Colorado’s goal is to achieve a 28 percent cut in carbon dioxide emissions compared to a 2012 benchmark. That amounts to a 40 percent reduction in the number of pounds of carbon dioxide produced per megawatt of electricity generated.
And there is every reason to think Colorado can do that. The state set a goal in 2010 for investor-owned utilities to generate 30 percent of their power from renewable resources by 2020. As The Denver Post reported Monday, Minneapolis-based Xcel Energy – Colorado’s biggest energy supplier – has cut its carbon dioxide emissions by 26 percent since 2005 and is on course to see a 35 percent reduction by 2020.

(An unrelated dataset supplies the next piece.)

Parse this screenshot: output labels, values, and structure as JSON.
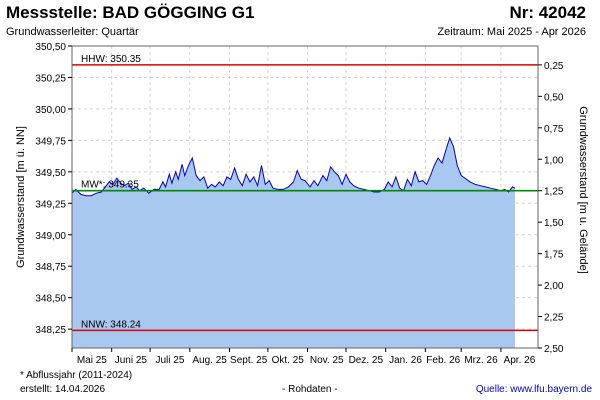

Critics, of course, predict astronomically high electric rates, power shortages, lost jobs and economic catastrophe. But then they always do. Any push for cleaner air elicits the same litany of dire consequences – few if any of which ever come true.
Might the Clean Power Plan cost jobs? Of course, among people who sell coal. Then again, companies and workers involved in making or maintaining wind mills might prosper, perhaps along with producers of natural gas and manufacturers of solar panels.
Tourist-related industries and ski areas may not directly profit from reducing carbon monoxide emissions, but they could enjoy the publicity Colorado’s leadership could engender – and they certainly stand to lose if nothing is done about climate change. Besides, the effort to reduce carbon dioxide emissions will also cut other kinds of pollution. And part of what Colorado markets is its pure, blue sky.
Coffman contends the Clean Power Plan violates some part of the Clean Air Act and is therefore illegal. Hickenlooper questions whether the attorney general has the authority to bring a lawsuit on behalf of the state over the governor’s objection.
The state Supreme Court can answer the governor on that, while the U.S. Supreme Court could at some point be asked to speak to Coffman’s contention. A better outcome, however, would be if neither court were involved.
After all, what is there about cleaner air that is objectionable – even if Obama’s name is on the plan? Colorado does not need to get involved. Attorney General Coffman should drop this unnecessary effort and let the governor get on with cleaning up Colorado’s power.